Too late to celebrate St David’s Day, the patron saint of Wales, but how about St Piran? His day falls tomorrow, March 5, and all over Cornwall there will be celebrations for their patron saint.

Saffron has been a precious spice in our store cupboards since the earliest times- Frances Bissell

St Piran’s flag, the white cross on black is regarded by some as the county flag, by others as the emblem of the Cornish people, and it is something you will see on cars and in windows once you cross the River Tamar at Plymouth, from Devon into Cornwall.

It was at this time of year that Tom and I went to live on Cornwall for a few months to make my television series, Frances Bissell’s West Country Kitchen for West Country Television. I could not help but be struck by Cornwall’s ‘otherness’, and the feeling that I was in another country, increasingly so as we travelled west.

The rest of the country was locked down in cold winter weather, but when we arrived in Cornwall, the primroses were just to be seen. Then, after Easter, they carpeted the ‘Cornish hedges’, interspersed with bluebells, campions and wild garlic. The hawthorn hedges changed from being thorny, black spindles to soft drifts of green.

Nettles grew thickly by the mill pond, and a soup of nettles as a starter for the evening dinner, perhaps with some wild garlic, if I could find a patch in the untamed part of the garden, was on my mind more than once. But I never got around to it.

On the hillside overlooking the village of Lanlivery with its pub, the excellent Crown, and its church of St Brevita, home was a converted water mill with a spacious kitchen in which to film and an Aga on which to cook, so much more agreeable than staying in a hotel and filming in a studio.

The first weeks were taken up with the ‘recce’, places to film, people to meet, food to describe and we happily explored, from one end of the county to the other, in cider orchards and bakeries, in dairies, pork butchers and smokehouses, uncovering Cornwall’s fascinating kitchen.

The Cornish pasty is probably the best known survivor of the era before the days of school and works canteens when substantial portable meals had to be devised.

Having thought that the recipe for the true Cornish pasty was immutable, I was pleasantly surprised to discover how many variations there are in the fillings.

Meat, potatoes, onions and turnips, and various combinations of these ingredients, are most often referred to, but a Cornishman describing school lunches, tells how some were filled with meat and potatoes, some egg and bacon, some apple and yet another, rabbit.

I have also come across recipes, which include liver or kidney, and a 1922 recipe from St Ives which includes carrot.

In the 1930s, a contributor to a collection of traditional English recipes, ‘Good Things in England’, describes the Cornish pasty with “pastry joined at the side” and the hoggan made without potato joined across the top. The ‘tiddy oggie’, however, is a Cornish pasty filled with potatoes.
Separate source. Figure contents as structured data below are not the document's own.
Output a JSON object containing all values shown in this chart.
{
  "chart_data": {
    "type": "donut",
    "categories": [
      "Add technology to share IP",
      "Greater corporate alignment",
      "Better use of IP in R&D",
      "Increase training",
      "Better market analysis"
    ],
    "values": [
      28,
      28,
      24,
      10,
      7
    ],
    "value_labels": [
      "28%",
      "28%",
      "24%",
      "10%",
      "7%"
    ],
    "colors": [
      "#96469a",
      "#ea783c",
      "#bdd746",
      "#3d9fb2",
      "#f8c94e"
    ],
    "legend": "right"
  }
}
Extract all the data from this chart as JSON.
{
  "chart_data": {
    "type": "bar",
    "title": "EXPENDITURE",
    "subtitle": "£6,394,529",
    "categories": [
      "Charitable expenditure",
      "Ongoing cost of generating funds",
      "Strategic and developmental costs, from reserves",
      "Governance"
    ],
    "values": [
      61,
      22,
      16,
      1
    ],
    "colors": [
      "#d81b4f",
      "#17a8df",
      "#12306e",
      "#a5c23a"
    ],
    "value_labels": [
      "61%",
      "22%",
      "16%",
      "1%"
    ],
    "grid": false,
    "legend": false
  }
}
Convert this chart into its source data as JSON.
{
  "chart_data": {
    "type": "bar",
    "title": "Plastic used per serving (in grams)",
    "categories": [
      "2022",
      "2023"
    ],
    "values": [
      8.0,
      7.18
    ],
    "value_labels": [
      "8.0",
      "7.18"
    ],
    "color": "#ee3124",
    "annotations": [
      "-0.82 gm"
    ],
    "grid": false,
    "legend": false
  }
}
We loved the bakeries in Cornwall, with their heavy cakes, lardy cakes, congress tarts, and saffron cakes. And these are not just quaint treats for tourists. One of the local grocers in Lostwithiel always had saffron and fresh yeast.

Saffron has been a precious spice in our store cupboards since the earliest times. These slender, dry red filaments, almost insignificant in themselves, add a rich colour, fragrance and inimitable flavour to food, qualities which were much prized in mediaeval times throughout Europe and not just in Spain.

Most of the saffron we buy is probably from La Mancha in Spain, although it also comes from Egypt, Greece, Iran, Kashmir, India and Morocco. It is also very easy to imitate the appearance of dried saffron, although not its flavour, with the dried petals of the safflower from which safflower oil is derived.

I have seen packets of dried safflower being sold in the souk in Tunis to unsuspecting visitors, delighted at its cheapness. There is a Cornish saying, “as dear as saffron”, and in the Philadelphia commodities market in the 1700s, saffron was “worth its weight in gold”.

Although we are more accustomed today to use saffron in risottos, paellas and bouillabaisse, there are a number of traditional English recipes using saffron which are still made today, such as saffron cake and saffron buns. Numerous recipes are to be found, some using the rubbing-in method, some using the melted method.

Hilary Spurling in Elinor Fettiplaces Receipt Book gives an Elizabethan version in which the butter is melted in sack or sherry. Hannah Glasses’s 18th century recipe offers the option of including caraway seeds, but she writes, “I think it rather better without.”

I do too. On the other hand, I like her suggestion of rosewater, another favourite English ingredient of the time, and one found in some of the many Cornish versions of saffron cake still in existence.